Ella esperaba el ómnibus sola en la parada del monte. Nadie la escucharía gritar. El hombre la miraba desde la vereda de enfrente. Estaba ansioso, aunque ya lo había hecho antes. Su primera víctima se llamaba Amanda, tenía 20 años y era la hija de un panadero. La había encontrado en esa misma parada y la había, arrastrado al monte hacía dos semanas. Su cuerpo olía a galletas de vainilla y perfume de jazmín. Antes de enterrarla en un pozo entre los pinos, le cortó el dedo índice y se lo llevó como trofeo.

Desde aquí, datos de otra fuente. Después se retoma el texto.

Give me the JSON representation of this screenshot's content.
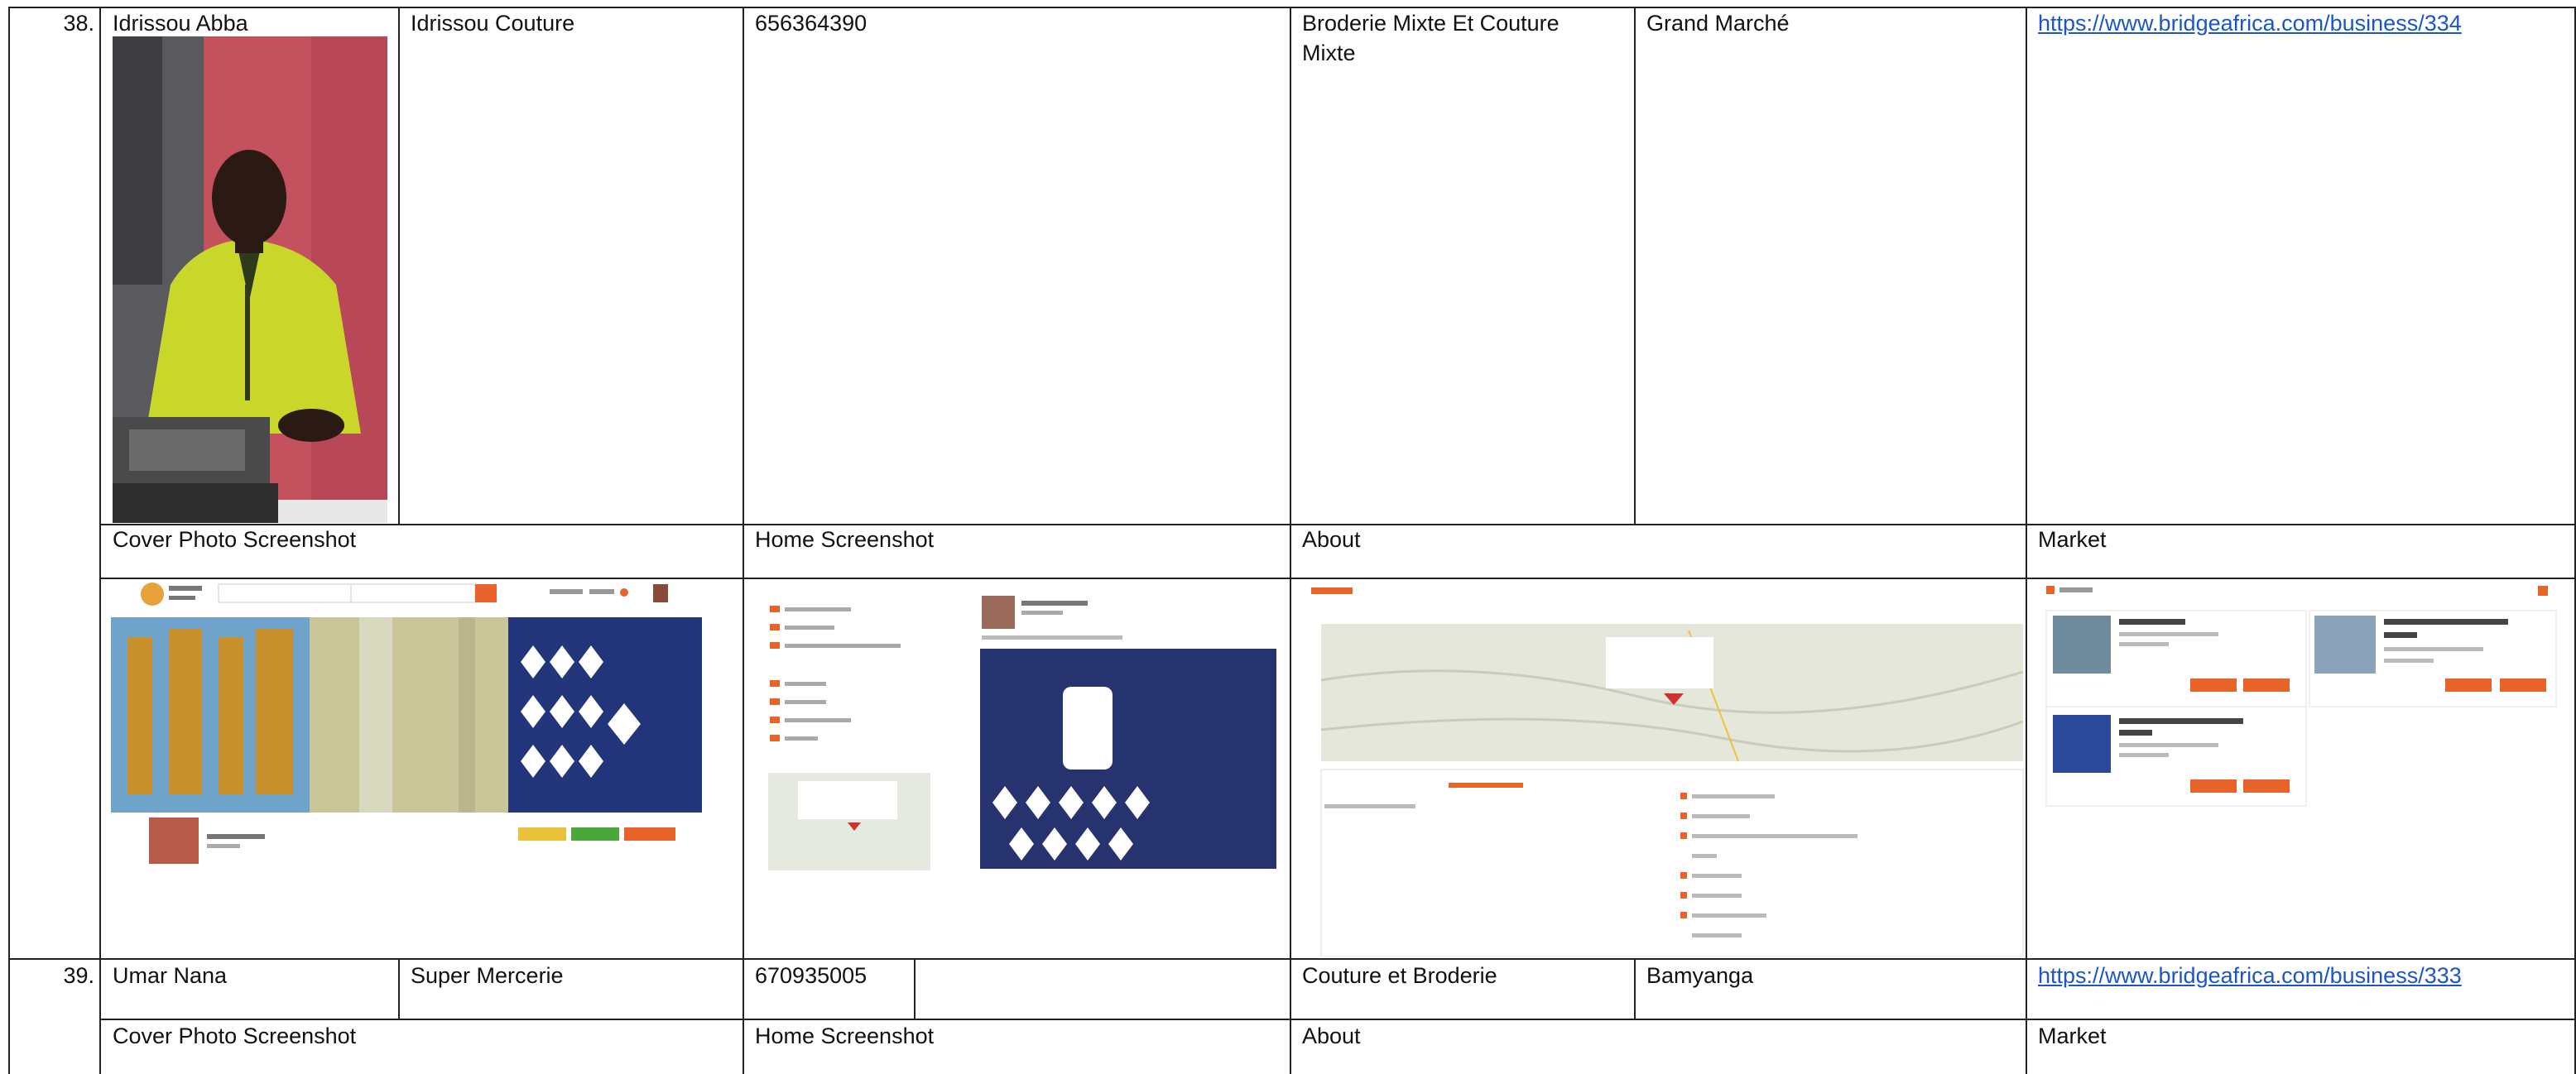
{
  "rows": [
    {
      "number": "38.",
      "owner": "Idrissou Abba",
      "business": "Idrissou Couture",
      "phone": "656364390",
      "category": "Broderie Mixte Et Couture Mixte",
      "location": "Grand Marché",
      "url": "https://www.bridgeafrica.com/business/334",
      "labels": {
        "cover": "Cover Photo Screenshot",
        "home": "Home Screenshot",
        "about": "About",
        "market": "Market"
      }
    },
    {
      "number": "39.",
      "owner": "Umar Nana",
      "business": "Super Mercerie",
      "phone": "670935005",
      "category": "Couture et Broderie",
      "location": "Bamyanga",
      "url": "https://www.bridgeafrica.com/business/333",
      "labels": {
        "cover": "Cover Photo Screenshot",
        "home": "Home Screenshot",
        "about": "About",
        "market": "Market"
      }
    }
  ],
  "colors": {
    "link": "#1a56c9",
    "brand_orange": "#e8632a",
    "grid": "#222222"
  }
}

La que sería su nueva presa estaba apoyada contea un árbol, como tratando de camuflarse, con las piernas blancas y flacas apretadas bajo la pollera de cuero. No la podía ver bien porque la bombilla de la farola que había en la parada estaba rota, él mismo la había reventado de una pedrada. La chica se tambaleaba de un lado para el otro con la cabeza colgando contra el pecho, apenas se podía mantener en pie. Eran las cuatro de la mañana, seguro que estaba borracha. El hombre cruzó la calle y estuvo unos segundos mirándola de reojo. Tenía las botas y las piernas sucias de barro, como si se hubiera caído. Sería incluso más fácil que con Amanda.
Él sacó un cigarro y acortó la distancia entre ámbos para pedirle fuego, prestando atención al movimiento bascular de sus manos por las dudas de que tuviera un frasco de gas pimienta o una navaja en el bolso. Entonces le notó que la mano derecha estaba incompleta: su estómago lo entendió antes que el cerebro y sintió ganas de vomitar. Ella levantó la cabeza y lo miró de frente, sus ojos brillaron reflejando una luz que no existía y su cuello crujió como una tabla vieja.
Los movimientos quebradizos de sus huesos desprendieron un olor grasiento y nauseabundo, un olor a tierra revuelta, carne abombada y perfume de jazmín. Nadie lo escucharía gritar.